Page 5971 - Week 14 - Thursday, 8 December 2011

Next page . . . . Previous page . . . . Speeches . . . . Contents . . . . Debates(HTML) . . . . PDF . . . . Video


We have seen real growth in taxation of 50 per cent over those 10 years, which equates to an increase of $1.6 billion in revenue. Taxation per capita has grown 76 per cent since Labor was first elected, which is the second highest in the country and equates to an increase of $1,696 per person. That is not what they pay; that is, the increase that they have experienced since Labor came to office—$1,696 per person.

What is worse is that we see that this government continues to hit people in the suburbs in entirely unequal ways. Rates have gone up by 75 per cent in 10 years, but what has happened in individual suburbs like Chisholm, Spence, Banks and Charnwood? We have seen increases of 130 per cent in Chisholm, 147 per cent in Spence in my electorate, 151 per cent in Banks, and in my electorate, in one of the most disadvantaged suburbs in Canberra, 158 per cent in Charnwood.
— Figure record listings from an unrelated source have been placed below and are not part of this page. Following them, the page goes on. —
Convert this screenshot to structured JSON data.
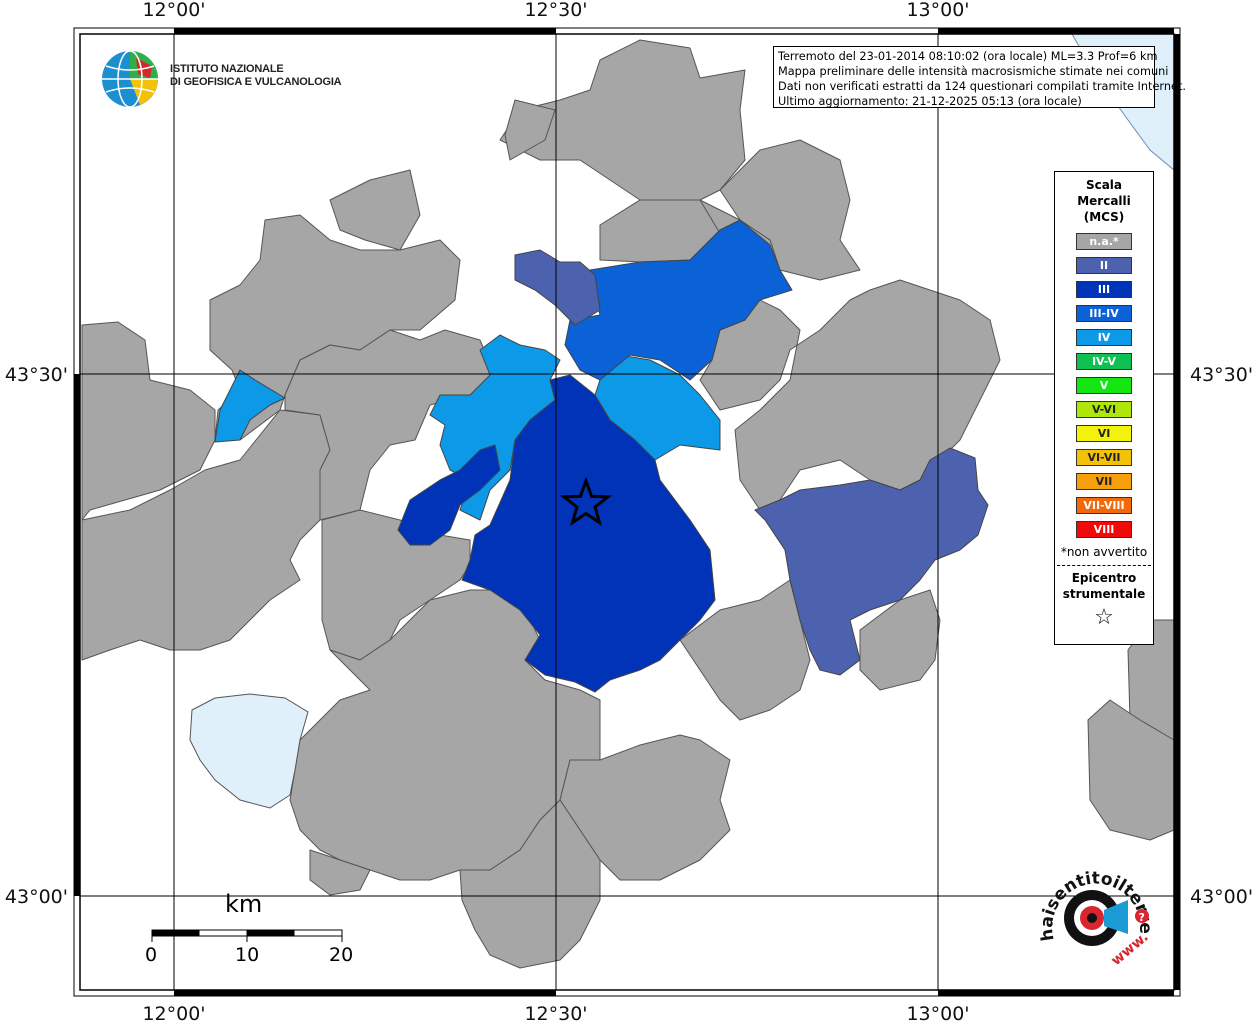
{
  "header": {
    "event_line": "Terremoto del 23-01-2014 08:10:02 (ora locale) ML=3.3 Prof=6 km",
    "map_line": "Mappa preliminare delle intensità macrosismiche stimate nei comuni",
    "data_line": "Dati non verificati estratti da 124 questionari compilati tramite Internet.",
    "update_line": "Ultimo aggiornamento: 21-12-2025 05:13 (ora locale)"
  },
  "institute": {
    "line1": "ISTITUTO NAZIONALE",
    "line2": "DI GEOFISICA E VULCANOLOGIA"
  },
  "axes": {
    "top_labels": [
      "12°00'",
      "12°30'",
      "13°00'"
    ],
    "bottom_labels": [
      "12°00'",
      "12°30'",
      "13°00'"
    ],
    "left_labels": [
      "43°30'",
      "43°00'"
    ],
    "right_labels": [
      "43°30'",
      "43°00'"
    ]
  },
  "legend": {
    "title_line1": "Scala",
    "title_line2": "Mercalli",
    "title_line3": "(MCS)",
    "items": [
      {
        "label": "n.a.*",
        "color": "#a6a6a6"
      },
      {
        "label": "II",
        "color": "#4c62ae"
      },
      {
        "label": "III",
        "color": "#0033b8"
      },
      {
        "label": "III-IV",
        "color": "#0a62d6"
      },
      {
        "label": "IV",
        "color": "#0c9ae8"
      },
      {
        "label": "IV-V",
        "color": "#0fbf52"
      },
      {
        "label": "V",
        "color": "#14e614"
      },
      {
        "label": "V-VI",
        "color": "#aee60a"
      },
      {
        "label": "VI",
        "color": "#f2f20a"
      },
      {
        "label": "VI-VII",
        "color": "#f2c20a"
      },
      {
        "label": "VII",
        "color": "#f5a00a"
      },
      {
        "label": "VII-VIII",
        "color": "#f2680a"
      },
      {
        "label": "VIII",
        "color": "#f00a0a"
      }
    ],
    "note": "*non avvertito",
    "epicenter_line1": "Epicentro",
    "epicenter_line2": "strumentale",
    "epicenter_symbol": "☆"
  },
  "scale_bar": {
    "unit": "km",
    "ticks": [
      "0",
      "10",
      "20"
    ]
  },
  "logo_hsit": {
    "ring_text": "haisentitoilterremoto.it",
    "url_text": "www."
  },
  "colors": {
    "not_available": "#a6a6a6",
    "II": "#4c62ae",
    "III": "#0033b8",
    "III_IV": "#0a62d6",
    "IV": "#0c9ae8",
    "water": "#dff0fb",
    "border": "#555555"
  }
}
Let us look at rent prices. What shall we see? A 68 per cent increase in rents. Rents have gone up 68 per cent in just 10 years, which now gives us, the people of Canberra, the second highest average weekly rent in the country. This equates to $500 per week, which is an increase of an unaffordable $190 a week paid in rent. The average Canberran who is a renter is paying $500 a week.

This cannot continue, because the average Canberran will refuse to allow this to be dictated to them by the ACT government and particularly by a Chief Minister whose only solution for them is to “turn off the Foxtel for a while”. That is her financial advice to Canberra families. When you consider that something less than 20 per cent of Canberra families have Foxtel, it is hardly good advice for the average Canberran.

But all of this would not be so bad if the Gallagher-Barr-Hunter government was spending its money on worthwhile projects that raised the standard of living and eased the burdens on Canberra families. But do they do that? No, they do not. They spend their money instead on things like the $26 million for the Jon Stanhope memorial arboretum that was allocated in the last budget, $7½ million on buses that have no passengers or $20 million on the duplication of the GDE which was delivered seven years late and at more than twice the budget. Then, of course, there is the house of hubris—a $432 million edifice and one that has had at the very best a very scrappy cost-benefit analysis. Canberra families will be paying for that for a very long time into the future.

All of this can be contrasted with the ignominious comments offered by the Greens leader, Ms Hunter, that “the cost of living is a vexed issue” but that Canberra people should consider themselves lucky because “millions of people live on less than $2 a day”. That is extraordinarily patronising and it goes to show just how out of touch the Greens are with these issues and with their electorates. That is probably because for the most part members do not live in their electorates. So while the average Canberran should count themselves lucky, according to Ms Hunter, no solutions are offered to help those who need a little bit more than $2 a day to get by in a first world city. Instead the ACT government offers up more programs, more economic white elephants and more ACT government taxes and charges that burden the average Canberra family with even more financial imposition.